Le dije que sí y comenzamos a hablar.
Me dijo que cuando yo estaba llegando al club, él y su familia estaban paseando en su lancha y se sorprendieron al ver un velero impulsado por un motor fuera de borda de apenas 5 caballos.
Después de cenar y finalizando la charla, José, el cocinero y dueño de la pizzería, me ofreció llevarme en auto hasta el club.
Le dije que prefería caminar para calentar el cuerpo, ya que apenas eran unas doce cuadras.
Me dijo que le pidiera cualquier cosa que necesitara, y nos despedimos.
Llegué al barco, y me dispuse a dormir.
Al día siguiente debía navegar unas seis horas para llegar a San Pedro, y quería hacerlo lo más temprano posible, al amanecer.
Al despertarme fui al baño del club y a buscar agua caliente, ya que entre las cosas que no tenía el barco hasta ese momento, una era la garrafa para calentar agua o cocinar.
Cuando salí del barco había una espesa niebla que apenas dejaba ver unos metros.
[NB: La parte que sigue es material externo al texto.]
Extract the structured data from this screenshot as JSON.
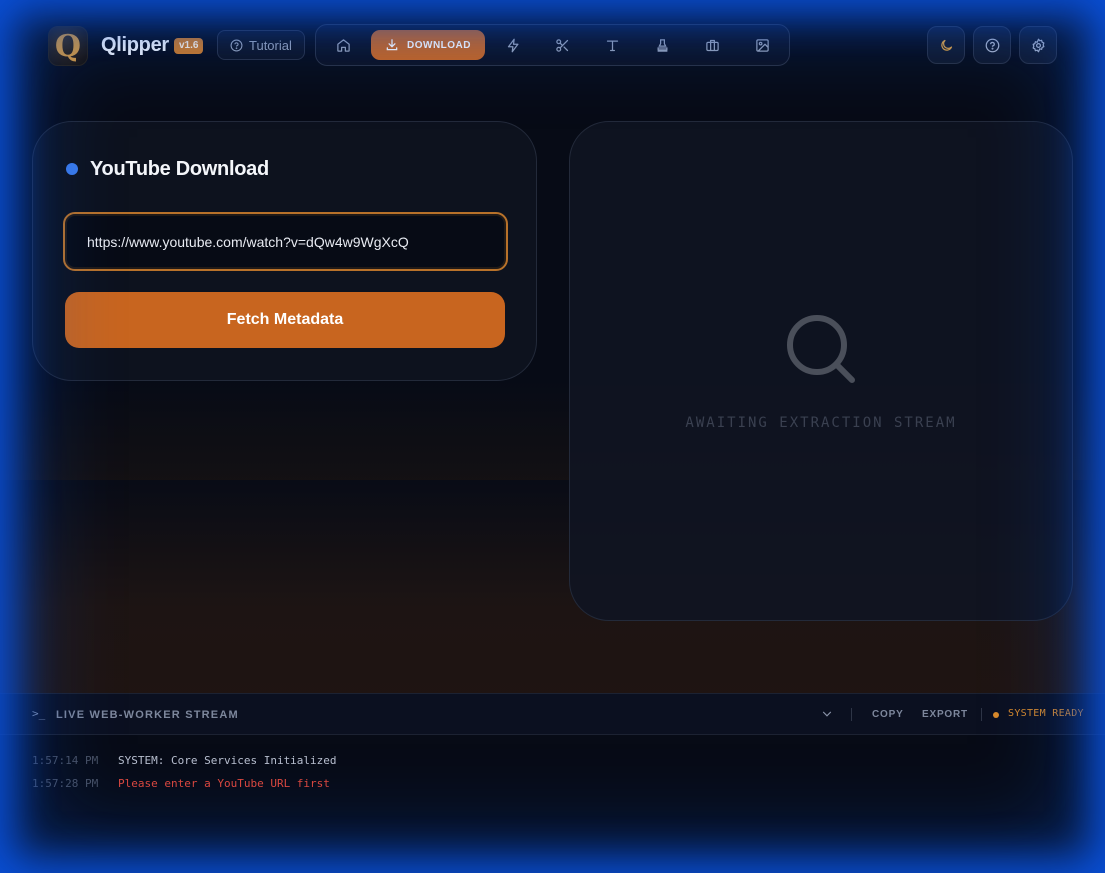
{
  "header": {
    "brand": "Qlipper",
    "logo_letter": "Q",
    "version": "v1.6",
    "tutorial_label": "Tutorial",
    "nav": {
      "active_label": "DOWNLOAD",
      "items": [
        "home-icon",
        "download-icon",
        "bolt-icon",
        "scissors-icon",
        "text-icon",
        "stamp-icon",
        "briefcase-icon",
        "image-icon"
      ]
    },
    "actions": [
      "moon-icon",
      "help-icon",
      "gear-icon"
    ]
  },
  "download_card": {
    "title": "YouTube Download",
    "url_value": "https://www.youtube.com/watch?v=dQw4w9WgXcQ",
    "fetch_label": "Fetch Metadata"
  },
  "preview": {
    "empty_text": "AWAITING EXTRACTION STREAM"
  },
  "console": {
    "prompt_glyph": ">_",
    "title": "LIVE WEB-WORKER STREAM",
    "copy_label": "COPY",
    "export_label": "EXPORT",
    "status": "SYSTEM READY",
    "logs": [
      {
        "time": "1:57:14 PM",
        "message": "SYSTEM: Core Services Initialized",
        "level": "info"
      },
      {
        "time": "1:57:28 PM",
        "message": "Please enter a YouTube URL first",
        "level": "error"
      }
    ]
  },
  "colors": {
    "accent": "#c8651f",
    "badge": "#d07a22",
    "dot": "#3b7bea",
    "error": "#e0483c",
    "frame_glow": "#0a4fd6"
  }
}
Volví al barco con los termos de agua caliente y me dispuse a esperar que la niebla se disipara.
Media hora después la visibilidad había mejorado mucho, y zarpé.
Al retirar la carpa del barco noté la escarcha que se había acumulado en la noche. Sabía que me esperaban horas de mucho frío pero no tenía más opciones que zarpar y arribar a San Pedro cuanto antes.
Ya en el río Baradero, el día parecía mejorar, el sol subiendo lentamente alcanzaba a calentar mis manos, y habiendo poco viento tenía la esperanza de que la travesía del día fuera más benévola.
Una hora después de zarpar, y a unos doce kilómetros de la ciudad, lejos de todo, donde sólo se ven las islas despobladas y donde sólo se escucha el sonido de los pájaros, vi que desde el horizonte, a mi babor y a proa, se formaba nuevamente un banco de niebla.
Pensé que pasaría rápidamente y continué navegando, reduciendo un poco la marcha para evitar una varadura.
A los pocos minutos la niebla me envolvía y lo único que podía ver era hasta un poco antes de la proa del barco, no más que eso.
Pensé en fondear pero para eso debía dejar el timón unos segundos y temía lo peor: vararme.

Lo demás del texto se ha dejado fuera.